Martin was one of America’s most distinguished artists with an “amazing ability to reduce to essence all that we feel about space and light,” said Elizabeth Broun, director of the Smithsonian’s American Art Museum in Washington, D.C. “She stands for an awful lot in the story of contemporary art over the past 50 years.”
Martin’s abstracts have been included in collections at the Museum of Modern Art, the Whitney Museum of American Art, the Solomon R. Guggenheim Museum, all in New York, and the Tate Gallery in London. In 1998, she won the National Endowment for the Arts’ National Medal of Art.
“A lot of the work was in acrylic. She is known for her minimal – not minimalistic – style of painting,” said David L. Witt, curator at the University of New Mexico’s Harwood Museum of Art in Taos, which has a wing featuring seven of Martin’s paintings. “Minimalist has to do with artists who leave little trace of their own personality in the work. But Agnes came out of Abstract Expressionism.”
“By the end of the 1950s, she started developing what was recognizably her work, which was this minimal kind of thing having to do with the grid. But there were other kinds of lines as well. Some of them were stripes,” Witt said.
Martin was making works that artists appreciated and they all realized that was an extraordinary breakthrough in painting,” Glimcher said.
“The public did not understand these paintings. They were pencil grids. They lacked color. They were austere. But they were extremely beautiful,” he said.
In a 1997 interview with the Associated Press, Martin said she wanted her paintings to evoke a purely emotional response.
“There’s nothing in the paintings to remind you of anything in the world,” she said. “I think we have lots of emotions that aren’t caused, like when you wake up and you’re just happy.”
Her quiet life in northern New Mexico allowed her to achieve the abstract ness she desired in her work.
When she was younger, Martin would stay in bed late in the day, developing a visual image in her mind and using mathematical calculations to support the vision, Witt said.

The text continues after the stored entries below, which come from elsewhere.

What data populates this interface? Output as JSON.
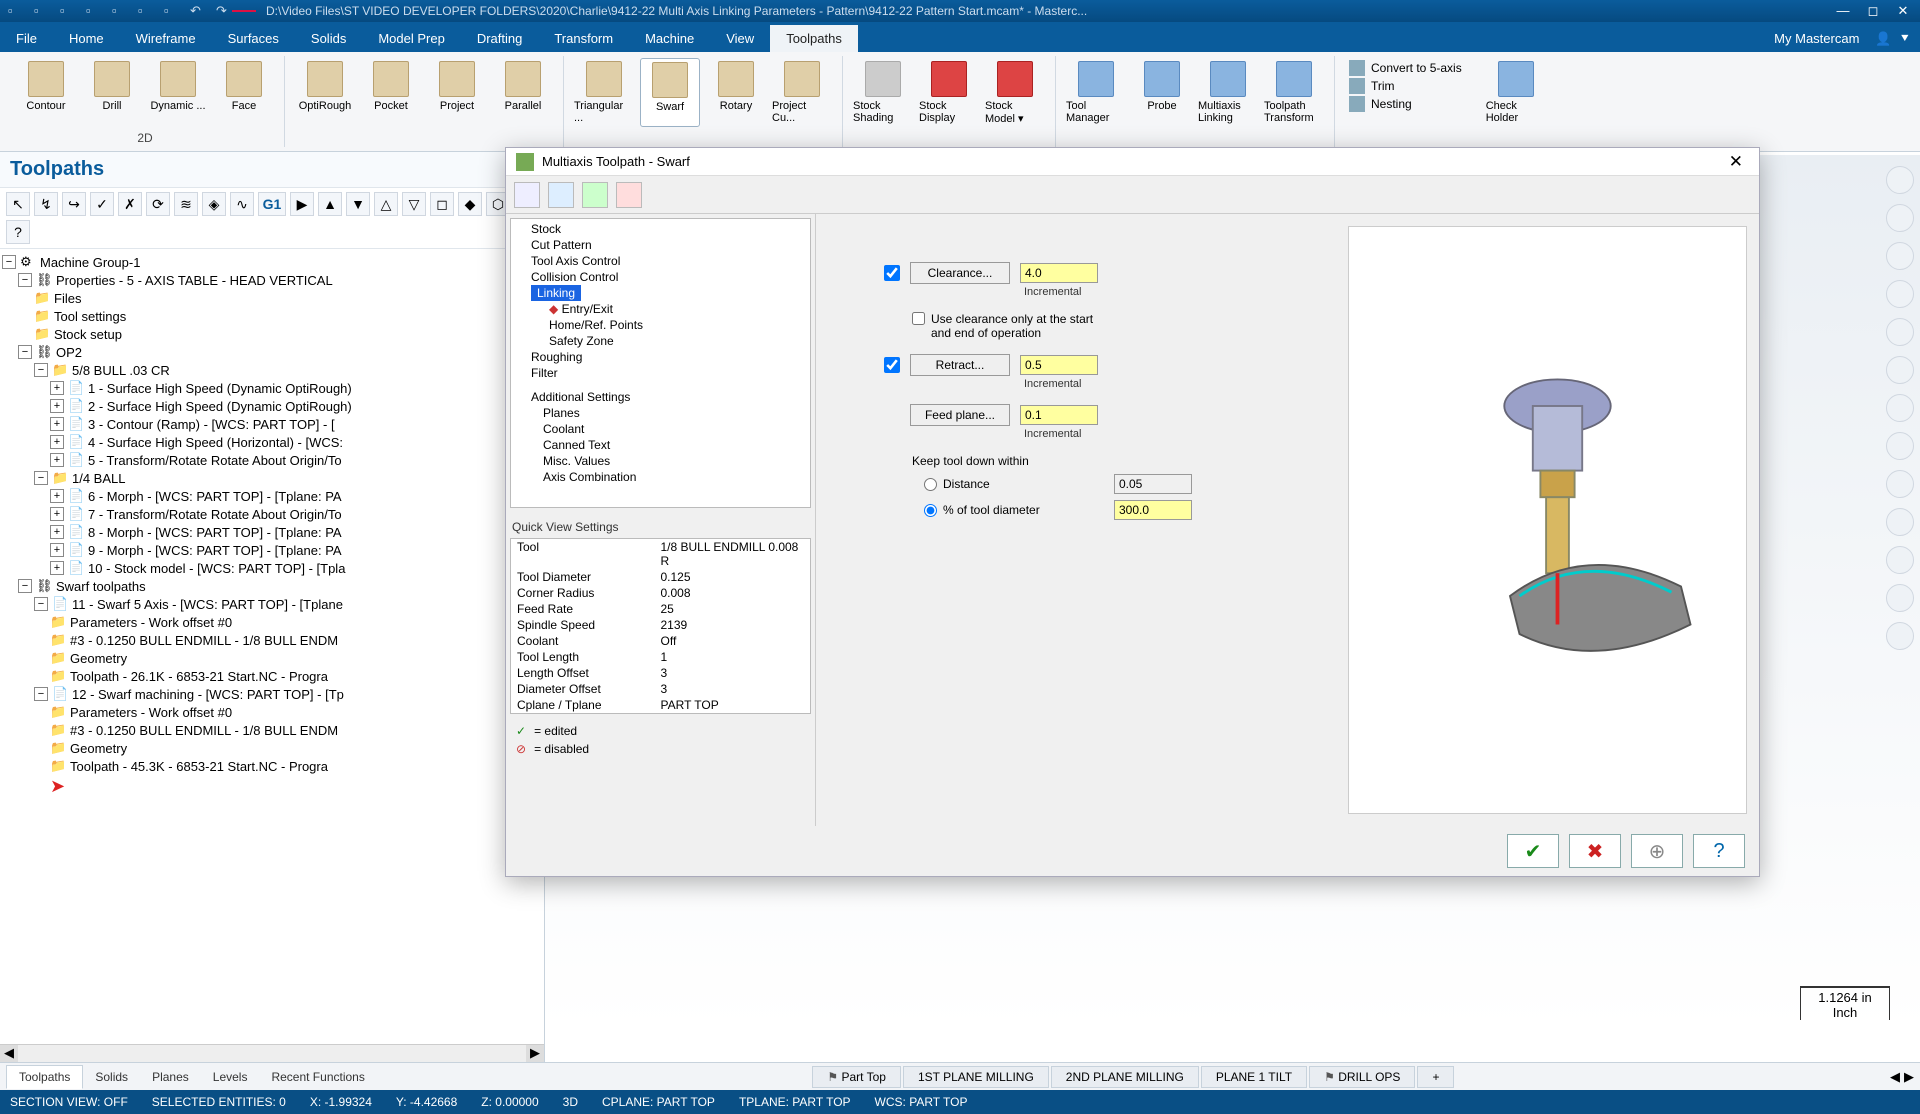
{
  "title": {
    "filepath": "D:\\Video Files\\ST VIDEO DEVELOPER FOLDERS\\2020\\Charlie\\9412-22 Multi Axis Linking Parameters - Pattern\\9412-22 Pattern Start.mcam* - Masterc...",
    "version": ""
  },
  "tabs": {
    "file": "File",
    "home": "Home",
    "wireframe": "Wireframe",
    "surfaces": "Surfaces",
    "solids": "Solids",
    "modelprep": "Model Prep",
    "drafting": "Drafting",
    "transform": "Transform",
    "machine": "Machine",
    "view": "View",
    "toolpaths": "Toolpaths",
    "mymc": "My Mastercam"
  },
  "ribbon": {
    "g2d": {
      "contour": "Contour",
      "drill": "Drill",
      "dynamic": "Dynamic ...",
      "face": "Face",
      "label": "2D"
    },
    "g3d": {
      "optirough": "OptiRough",
      "pocket": "Pocket",
      "project": "Project",
      "parallel": "Parallel"
    },
    "gma": {
      "triangular": "Triangular ...",
      "swarf": "Swarf",
      "rotary": "Rotary",
      "projectcu": "Project Cu..."
    },
    "gstock": {
      "shading": "Stock Shading",
      "display": "Stock Display",
      "model": "Stock Model ▾"
    },
    "gutil": {
      "tool": "Tool Manager",
      "probe": "Probe",
      "link": "Multiaxis Linking",
      "tptrans": "Toolpath Transform"
    },
    "gchk": {
      "conv5": "Convert to 5-axis",
      "trim": "Trim",
      "nesting": "Nesting",
      "check": "Check Holder"
    }
  },
  "left": {
    "header": "Toolpaths",
    "g1": "G1"
  },
  "tree": {
    "mg": "Machine Group-1",
    "props": "Properties - 5 - AXIS TABLE - HEAD VERTICAL",
    "files": "Files",
    "toolsettings": "Tool settings",
    "stocksetup": "Stock setup",
    "op2": "OP2",
    "bull": "5/8 BULL .03 CR",
    "op1": "1 - Surface High Speed (Dynamic OptiRough)",
    "op2b": "2 - Surface High Speed (Dynamic OptiRough)",
    "op3": "3 - Contour (Ramp) - [WCS: PART TOP] - [",
    "op4": "4 - Surface High Speed (Horizontal) - [WCS:",
    "op5": "5 - Transform/Rotate Rotate About Origin/To",
    "ball": "1/4 BALL",
    "op6": "6 - Morph - [WCS: PART TOP] - [Tplane: PA",
    "op7": "7 - Transform/Rotate Rotate About Origin/To",
    "op8": "8 - Morph - [WCS: PART TOP] - [Tplane: PA",
    "op9": "9 - Morph - [WCS: PART TOP] - [Tplane: PA",
    "op10": "10 - Stock model - [WCS: PART TOP] - [Tpla",
    "swarftp": "Swarf toolpaths",
    "op11": "11 - Swarf 5 Axis - [WCS: PART TOP] - [Tplane",
    "params1": "Parameters - Work offset #0",
    "tool1": "#3 - 0.1250 BULL ENDMILL - 1/8 BULL ENDM",
    "geom1": "Geometry",
    "tp1": "Toolpath - 26.1K - 6853-21 Start.NC - Progra",
    "op12": "12 - Swarf machining - [WCS: PART TOP] - [Tp",
    "params2": "Parameters - Work offset #0",
    "tool2": "#3 - 0.1250 BULL ENDMILL - 1/8 BULL ENDM",
    "geom2": "Geometry",
    "tp2": "Toolpath - 45.3K - 6853-21 Start.NC - Progra"
  },
  "dialog": {
    "title": "Multiaxis Toolpath - Swarf",
    "tree": {
      "stock": "Stock",
      "cutpattern": "Cut Pattern",
      "toolaxis": "Tool Axis Control",
      "collision": "Collision Control",
      "linking": "Linking",
      "entryexit": "Entry/Exit",
      "homeref": "Home/Ref. Points",
      "safety": "Safety Zone",
      "roughing": "Roughing",
      "filter": "Filter",
      "addl": "Additional Settings",
      "planes": "Planes",
      "coolant": "Coolant",
      "canned": "Canned Text",
      "misc": "Misc. Values",
      "axiscombo": "Axis Combination"
    },
    "qv": {
      "header": "Quick View Settings",
      "tool_k": "Tool",
      "tool_v": "1/8 BULL ENDMILL 0.008 R",
      "dia_k": "Tool Diameter",
      "dia_v": "0.125",
      "cr_k": "Corner Radius",
      "cr_v": "0.008",
      "fr_k": "Feed Rate",
      "fr_v": "25",
      "ss_k": "Spindle Speed",
      "ss_v": "2139",
      "cool_k": "Coolant",
      "cool_v": "Off",
      "tl_k": "Tool Length",
      "tl_v": "1",
      "lo_k": "Length Offset",
      "lo_v": "3",
      "do_k": "Diameter Offset",
      "do_v": "3",
      "cp_k": "Cplane / Tplane",
      "cp_v": "PART TOP"
    },
    "legend": {
      "edited": "= edited",
      "disabled": "= disabled"
    },
    "params": {
      "clearance": "Clearance...",
      "clearance_v": "4.0",
      "clearance_mode": "Incremental",
      "useclear": "Use clearance only at the start and end of operation",
      "retract": "Retract...",
      "retract_v": "0.5",
      "retract_mode": "Incremental",
      "feedplane": "Feed plane...",
      "feedplane_v": "0.1",
      "feedplane_mode": "Incremental",
      "ktd": "Keep tool down within",
      "distance": "Distance",
      "distance_v": "0.05",
      "pct": "% of tool diameter",
      "pct_v": "300.0"
    }
  },
  "bottomtabs": {
    "toolpaths": "Toolpaths",
    "solids": "Solids",
    "planes": "Planes",
    "levels": "Levels",
    "recent": "Recent Functions",
    "parttop": "Part Top",
    "p1": "1ST PLANE MILLING",
    "p2": "2ND PLANE MILLING",
    "p3": "PLANE 1 TILT",
    "p4": "DRILL OPS"
  },
  "status": {
    "section": "SECTION VIEW: OFF",
    "sel": "SELECTED ENTITIES: 0",
    "x": "X:   -1.99324",
    "y": "Y:   -4.42668",
    "z": "Z:   0.00000",
    "d": "3D",
    "cp": "CPLANE: PART TOP",
    "tp": "TPLANE: PART TOP",
    "wcs": "WCS: PART TOP"
  },
  "ruler": {
    "val": "1.1264 in",
    "unit": "Inch"
  }
}
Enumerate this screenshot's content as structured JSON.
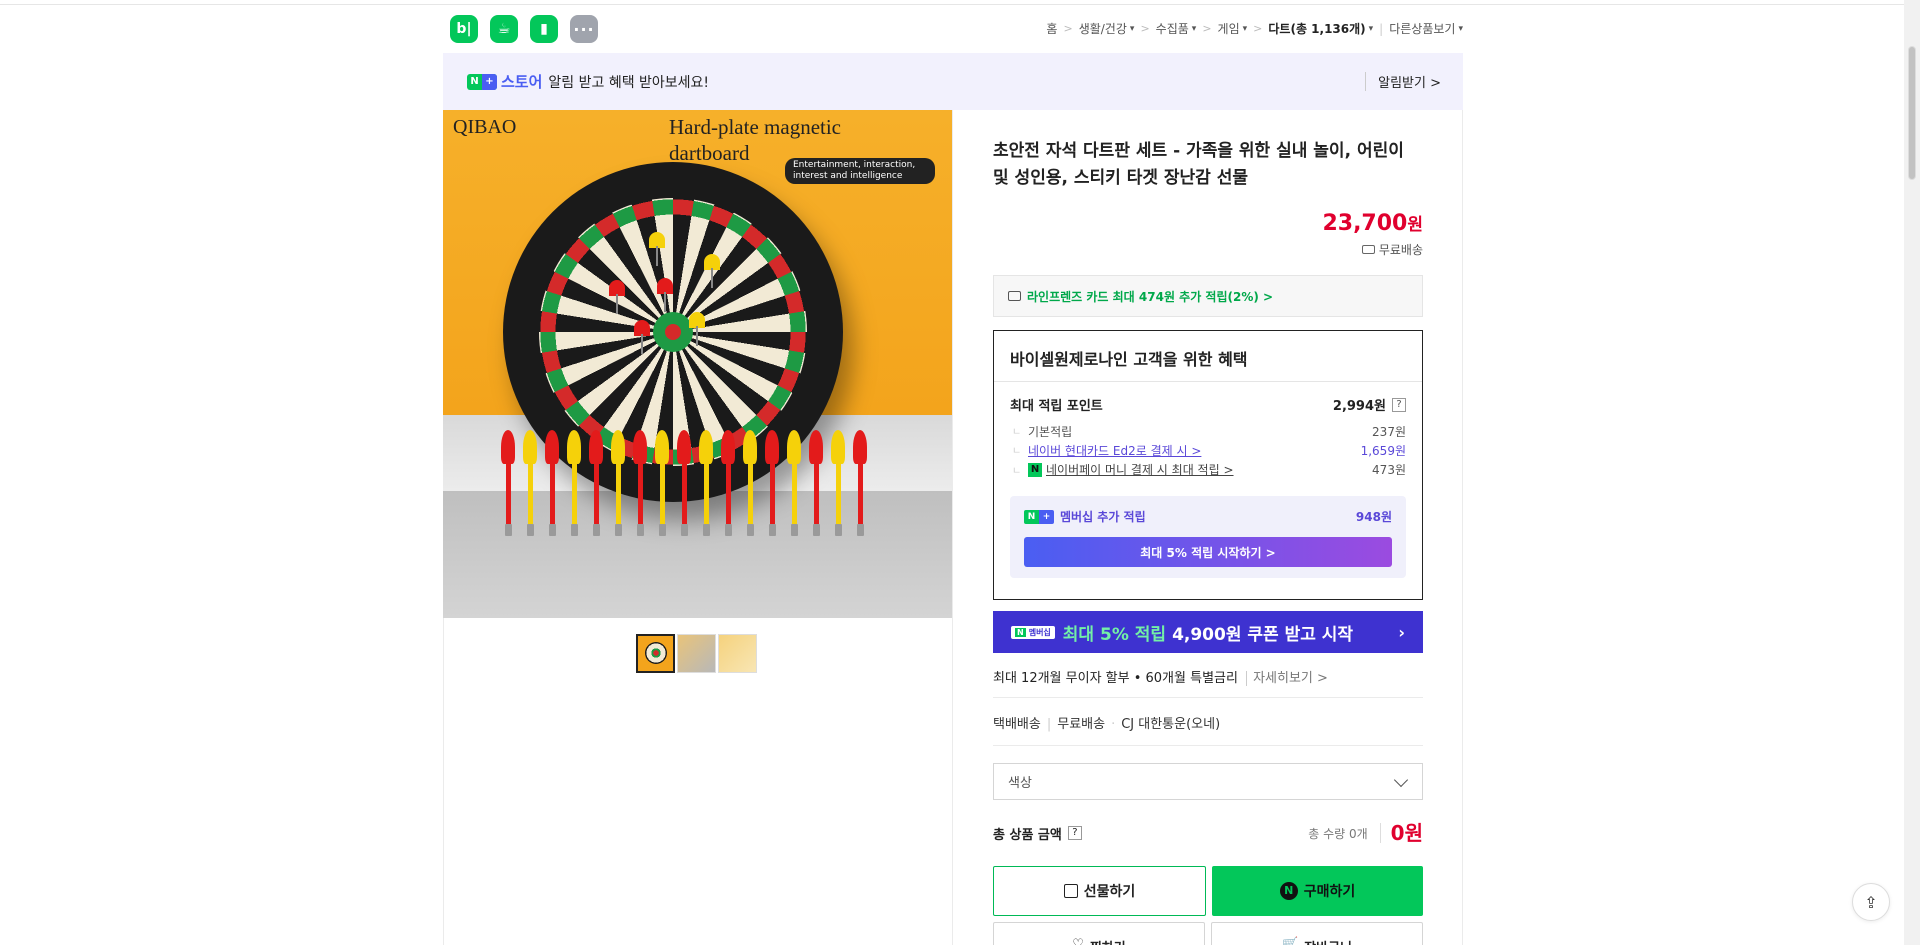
{
  "header": {
    "app_icons": [
      {
        "name": "blog-icon",
        "glyph": "b|"
      },
      {
        "name": "cafe-icon",
        "glyph": "☕"
      },
      {
        "name": "bookmark-icon",
        "glyph": "▮"
      },
      {
        "name": "more-icon",
        "glyph": "···"
      }
    ],
    "breadcrumb": [
      "홈",
      "생활/건강",
      "수집품",
      "게임",
      "다트(총 1,136개)",
      "다른상품보기"
    ]
  },
  "notify": {
    "store_badge": [
      "N",
      "+"
    ],
    "store_name": "스토어",
    "message": "알림 받고 혜택 받아보세요!",
    "alarm_label": "알림받기 >"
  },
  "product_image": {
    "brand": "QIBAO",
    "headline_line1": "Hard-plate magnetic",
    "headline_line2": "dartboard",
    "tagline": "Entertainment, interaction, interest and intelligence"
  },
  "product": {
    "title": "초안전 자석 다트판 세트 - 가족을 위한 실내 놀이, 어린이 및 성인용, 스티키 타겟 장난감 선물",
    "price": "23,700",
    "currency": "원",
    "shipping": "무료배송",
    "card_offer": "라인프렌즈 카드 최대 474원 추가 적립(2%) >"
  },
  "benefit": {
    "heading": "바이셀원제로나인 고객을 위한 혜택",
    "max_points_label": "최대 적립 포인트",
    "max_points_value": "2,994원",
    "help": "?",
    "rows": [
      {
        "label": "기본적립",
        "value": "237원"
      },
      {
        "label": "네이버 현대카드 Ed2로 결제 시 >",
        "value": "1,659원"
      },
      {
        "label": "네이버페이 머니 결제 시 최대 적립 >",
        "value": "473원"
      }
    ],
    "membership_label": "멤버십 추가 적립",
    "membership_value": "948원",
    "membership_button": "최대 5% 적립 시작하기 >"
  },
  "promo": {
    "badge_n": "N",
    "badge_text": "멤버십",
    "highlight": "최대 5% 적립",
    "text": "4,900원 쿠폰 받고 시작",
    "arrow": "›"
  },
  "installment": {
    "text": "최대 12개월 무이자 할부 • 60개월 특별금리",
    "more": "자세히보기 >"
  },
  "delivery": {
    "method": "택배배송",
    "fee": "무료배송",
    "carrier": "CJ 대한통운(오네)"
  },
  "option": {
    "label": "색상"
  },
  "total": {
    "label": "총 상품 금액",
    "help": "?",
    "quantity": "총 수량 0개",
    "amount": "0원"
  },
  "buttons": {
    "gift": "선물하기",
    "buy": "구매하기",
    "wish": "찜하기",
    "cart": "장바구니"
  },
  "colors": {
    "naver_green": "#03c75a",
    "price_red": "#e0002e",
    "promo_blue": "#3e32d0",
    "member_purple": "#5a48d8"
  }
}
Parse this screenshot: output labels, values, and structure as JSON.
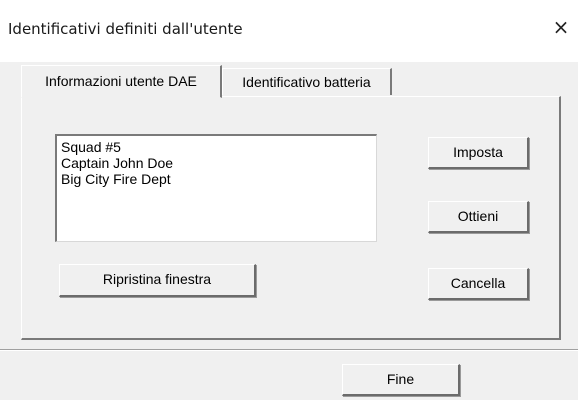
{
  "window": {
    "title": "Identificativi definiti dall'utente",
    "close_glyph": "×"
  },
  "tabs": [
    {
      "label": "Informazioni utente DAE",
      "active": true
    },
    {
      "label": "Identificativo batteria",
      "active": false
    }
  ],
  "user_info": {
    "lines": [
      "Squad #5",
      "Captain John Doe",
      "Big City Fire Dept"
    ]
  },
  "buttons": {
    "imposta": "Imposta",
    "ottieni": "Ottieni",
    "cancella": "Cancella",
    "ripristina": "Ripristina finestra",
    "fine": "Fine"
  },
  "colors": {
    "dialog_bg": "#f0f0f0",
    "titlebar_bg": "#ffffff",
    "listbox_bg": "#ffffff"
  }
}
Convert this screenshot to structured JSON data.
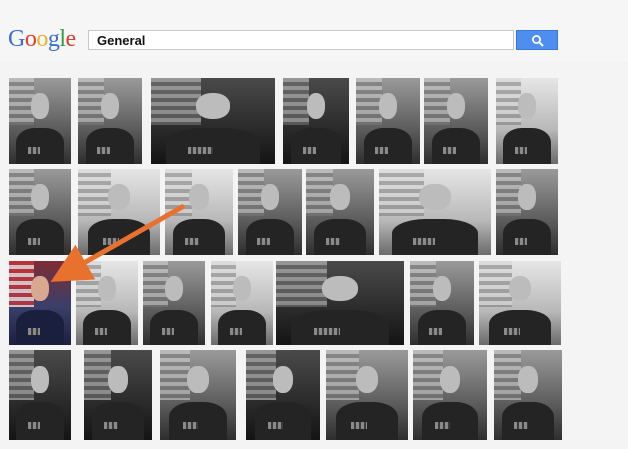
{
  "logo": {
    "letters": [
      {
        "ch": "G",
        "cls": "b"
      },
      {
        "ch": "o",
        "cls": "r"
      },
      {
        "ch": "o",
        "cls": "y"
      },
      {
        "ch": "g",
        "cls": "b"
      },
      {
        "ch": "l",
        "cls": "g"
      },
      {
        "ch": "e",
        "cls": "r"
      }
    ]
  },
  "search": {
    "query": "General",
    "button_icon": "search-icon"
  },
  "colors": {
    "search_button": "#4d8ef0",
    "arrow": "#e8712e",
    "highlight_tile": "#7c2d34"
  },
  "results": {
    "rows": [
      {
        "tiles": [
          {
            "style": "normal"
          },
          {
            "style": "normal"
          },
          {
            "style": "dark"
          },
          {
            "style": "dark"
          },
          {
            "style": "normal"
          },
          {
            "style": "normal"
          },
          {
            "style": "light"
          }
        ]
      },
      {
        "tiles": [
          {
            "style": "normal"
          },
          {
            "style": "light"
          },
          {
            "style": "light"
          },
          {
            "style": "normal"
          },
          {
            "style": "normal"
          },
          {
            "style": "light"
          },
          {
            "style": "normal"
          }
        ]
      },
      {
        "tiles": [
          {
            "style": "color"
          },
          {
            "style": "light"
          },
          {
            "style": "normal"
          },
          {
            "style": "light"
          },
          {
            "style": "dark"
          },
          {
            "style": "normal"
          },
          {
            "style": "light"
          }
        ]
      },
      {
        "tiles": [
          {
            "style": "dark"
          },
          {
            "style": "dark"
          },
          {
            "style": "normal"
          },
          {
            "style": "dark"
          },
          {
            "style": "normal"
          },
          {
            "style": "normal"
          },
          {
            "style": "normal"
          }
        ]
      }
    ]
  }
}
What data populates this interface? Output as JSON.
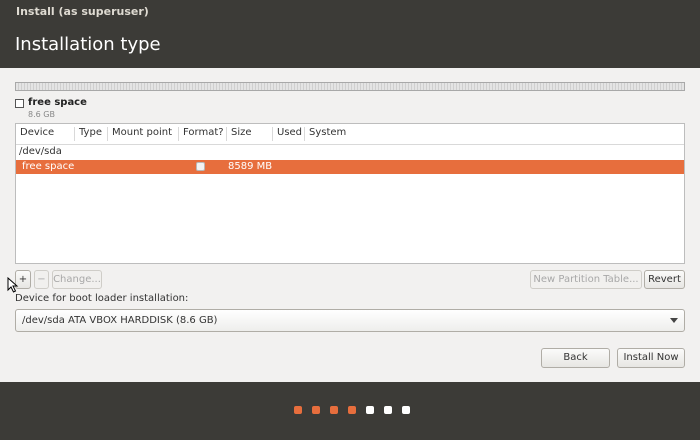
{
  "window": {
    "title": "Install (as superuser)"
  },
  "page": {
    "title": "Installation type"
  },
  "disk": {
    "legend_label": "free space",
    "legend_size": "8.6 GB"
  },
  "table": {
    "columns": [
      "Device",
      "Type",
      "Mount point",
      "Format?",
      "Size",
      "Used",
      "System"
    ],
    "device_row": "/dev/sda",
    "selected_row": {
      "device": "free space",
      "format_checked": false,
      "size": "8589 MB"
    }
  },
  "toolbar": {
    "add_label": "+",
    "remove_label": "−",
    "change_label": "Change...",
    "new_table_label": "New Partition Table...",
    "revert_label": "Revert"
  },
  "boot_loader": {
    "label": "Device for boot loader installation:",
    "selected": "/dev/sda ATA VBOX HARDDISK (8.6 GB)"
  },
  "actions": {
    "back_label": "Back",
    "install_label": "Install Now"
  },
  "progress": {
    "total_steps": 7,
    "completed_steps": 4
  },
  "colors": {
    "accent": "#e76e3d",
    "dark_bg": "#3c3b37",
    "dot_done": "#e76e3d",
    "dot_todo": "#ffffff"
  }
}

By the time she was ready to paint, she had a good idea of the color and shapes she wanted to use, he said.
Born in Maklin, Saskatchewan, in 1912, Martin moved to America in 1931. She spent periods in New Mexico, New York, and Oregon teaching or studying. She returned to Taos in June 1952,where she remained for five years before moving to New York to show at the Betty Parsons Gallery. In the late 1960s, she spent time traveling around the West and Canada in a pickup truck with a camper.
By 1967, she had attracted an audience of collectors and was fast gaining recognition.
Unable to cope with the adulation, she turned away from painting, gave away all her materials, bought a trailer, and moved to Cuba, N.M., in 1968, Glimcher said. But within a few years she was painting again. For a couple of decades, she divided her time between New York and New Mexico, including time in Galisteo, N.M.
Martin said in her AP interview that she didn’t own anything she considered a personal possession and that she hadn’t read a newspaper in more than 50 years because they clutter the mind.
“I recommend that students I speak to have nonpolitical involvement because when you are waiting for inspiration, you have to have your mind clear,” she said.
Martin never married and had no children. She wanted no funeral services, and none were scheduled.